Does divorce mean excommunication? Does annulment mean your kids are illegitimate?
VATICAN CITY — While anticipation is building for Pope Francis’ upcoming apostolic exhortation “Amoris Laetitia” (or “The Joy of Love”), it seems an opportune moment to address uncertainties and misunderstandings many have about the Church’s actual teachings on marriage, annulments, divorce and access to Holy Communion.
What is a sacramental marriage in the Church’s eyes? What is an annulment, and what isn’t it? Are children whose parents have been granted an annulment illegitimate? Can someone who is divorced, but not in a second relationship, receive the Holy Eucharist? And why can’t divorced and civilly remarried Catholics just go to confession and then receive Holy Communion?
To provide clear answers to these questions, Aleteia spoke with Msgr. John Kennedy, a native of Ireland and the acting bureau chief of the Matrimonial Section of the Vatican’s Congregation for the Doctrine of the Faith.
What is a sacramental marriage?
If you think of a coin that has two sides but still remains just one coin, this can help as an image to describe the intimate connection between a sacrament and Christian marriage.
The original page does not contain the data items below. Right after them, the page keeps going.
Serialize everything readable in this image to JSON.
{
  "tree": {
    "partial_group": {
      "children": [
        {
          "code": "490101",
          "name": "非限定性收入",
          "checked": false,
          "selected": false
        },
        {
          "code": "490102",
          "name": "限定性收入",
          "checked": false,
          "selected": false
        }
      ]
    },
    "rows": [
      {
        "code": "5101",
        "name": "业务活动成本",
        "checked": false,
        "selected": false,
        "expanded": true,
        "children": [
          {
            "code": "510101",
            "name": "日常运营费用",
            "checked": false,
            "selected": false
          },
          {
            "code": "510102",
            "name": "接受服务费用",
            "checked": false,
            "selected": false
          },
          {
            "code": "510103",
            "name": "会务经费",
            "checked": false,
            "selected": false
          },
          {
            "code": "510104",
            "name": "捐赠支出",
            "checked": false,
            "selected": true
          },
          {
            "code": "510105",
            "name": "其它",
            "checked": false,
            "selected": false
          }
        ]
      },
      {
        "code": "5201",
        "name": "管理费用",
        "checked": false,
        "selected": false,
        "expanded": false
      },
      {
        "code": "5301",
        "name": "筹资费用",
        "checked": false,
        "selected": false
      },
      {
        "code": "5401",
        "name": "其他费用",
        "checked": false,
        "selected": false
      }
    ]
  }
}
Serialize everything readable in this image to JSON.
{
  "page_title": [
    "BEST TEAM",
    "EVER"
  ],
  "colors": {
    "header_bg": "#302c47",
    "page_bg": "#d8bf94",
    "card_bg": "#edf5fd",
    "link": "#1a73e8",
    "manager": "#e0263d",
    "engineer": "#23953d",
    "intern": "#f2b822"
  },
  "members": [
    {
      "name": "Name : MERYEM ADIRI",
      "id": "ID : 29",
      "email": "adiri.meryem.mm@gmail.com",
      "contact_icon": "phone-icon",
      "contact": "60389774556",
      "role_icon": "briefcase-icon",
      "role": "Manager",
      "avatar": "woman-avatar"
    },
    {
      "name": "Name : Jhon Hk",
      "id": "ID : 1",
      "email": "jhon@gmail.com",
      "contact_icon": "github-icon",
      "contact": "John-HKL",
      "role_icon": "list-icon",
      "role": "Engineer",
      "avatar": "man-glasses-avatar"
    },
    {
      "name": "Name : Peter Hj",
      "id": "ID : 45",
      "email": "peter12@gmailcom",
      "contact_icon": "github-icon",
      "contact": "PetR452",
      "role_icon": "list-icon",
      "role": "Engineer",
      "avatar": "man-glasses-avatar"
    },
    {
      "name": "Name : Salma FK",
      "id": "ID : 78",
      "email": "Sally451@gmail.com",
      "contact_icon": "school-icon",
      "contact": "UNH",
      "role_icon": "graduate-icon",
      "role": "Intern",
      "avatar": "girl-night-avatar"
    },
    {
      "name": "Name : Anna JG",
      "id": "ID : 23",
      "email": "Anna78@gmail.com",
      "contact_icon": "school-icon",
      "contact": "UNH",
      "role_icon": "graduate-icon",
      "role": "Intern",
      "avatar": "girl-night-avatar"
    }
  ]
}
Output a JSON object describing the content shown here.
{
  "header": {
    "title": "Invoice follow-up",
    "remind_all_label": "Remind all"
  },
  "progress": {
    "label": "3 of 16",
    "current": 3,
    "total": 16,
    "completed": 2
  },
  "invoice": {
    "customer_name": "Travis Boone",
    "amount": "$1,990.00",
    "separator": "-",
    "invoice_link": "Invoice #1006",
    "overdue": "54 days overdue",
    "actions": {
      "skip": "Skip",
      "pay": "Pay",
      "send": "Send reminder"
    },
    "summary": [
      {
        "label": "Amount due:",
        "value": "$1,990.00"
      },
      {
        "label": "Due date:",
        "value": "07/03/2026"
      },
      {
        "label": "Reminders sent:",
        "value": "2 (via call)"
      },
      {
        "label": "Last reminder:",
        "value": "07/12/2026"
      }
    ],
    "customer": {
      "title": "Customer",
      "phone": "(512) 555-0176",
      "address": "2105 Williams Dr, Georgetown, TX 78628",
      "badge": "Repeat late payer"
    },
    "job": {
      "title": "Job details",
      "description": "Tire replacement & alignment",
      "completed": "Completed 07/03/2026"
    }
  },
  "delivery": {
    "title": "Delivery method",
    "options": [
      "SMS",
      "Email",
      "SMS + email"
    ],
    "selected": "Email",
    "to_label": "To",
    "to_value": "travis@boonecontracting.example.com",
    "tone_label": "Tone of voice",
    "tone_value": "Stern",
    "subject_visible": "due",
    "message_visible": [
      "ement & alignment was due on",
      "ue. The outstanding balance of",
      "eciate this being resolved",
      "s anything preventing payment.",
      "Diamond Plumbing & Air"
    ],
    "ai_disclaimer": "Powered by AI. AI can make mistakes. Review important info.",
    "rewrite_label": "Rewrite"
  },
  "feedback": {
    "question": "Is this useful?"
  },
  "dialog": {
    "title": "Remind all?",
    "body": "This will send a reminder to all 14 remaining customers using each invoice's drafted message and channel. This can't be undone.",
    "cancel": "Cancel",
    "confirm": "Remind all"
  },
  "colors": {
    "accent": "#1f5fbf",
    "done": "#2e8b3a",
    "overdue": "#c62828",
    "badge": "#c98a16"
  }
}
A little background: Our faith tells us that sacraments were given to us by Jesus and have been observed by the Church as a means of or a visible sign of grace. Grace is God’s love in action toward humanity. … When God gives us grace, it is like the good shepherd who goes in search of the lost sheep. Grace is that free gift God offers us out of his infinite goodness.
The word sacrament comes from the Latin sacramentum, which means to make holy, or to consecrate. A sacramental marriage is therefore something that was given to us by Jesus and which sanctifies the spouses and helps them along the path to holiness and salvation.
When we think about marriage we understand it to be more than just a legal contract with rights and obligations. It is a sacred relationship which links the spouses both to each other and more importantly to God. This relationship is often referred to in biblical terms as a covenant. Usually a covenant is a sacred bond between God and his people.
In Christian marriage the matrimonial covenant is brought about by a man and a woman who, in God’s presence, establish between themselves a partnership for the whole of life by the exchange of consent in front of a priest and two witnesses. The couple create something new and beautiful at that moment. This new state of life is ordered by its nature to the good of the spouses and the procreation and education of offspring. Since the union is blessed by God, it becomes holy, not by any personal merits of the spouses but because of Christ. It is Christ who makes marriage sacred. In the Gospel we know that he blessed the spouses at the wedding in Cana and, through the sacrament of marriage, continues to do this today. For this reason, when both spouses are baptized, their marriage is marked by a special dignity.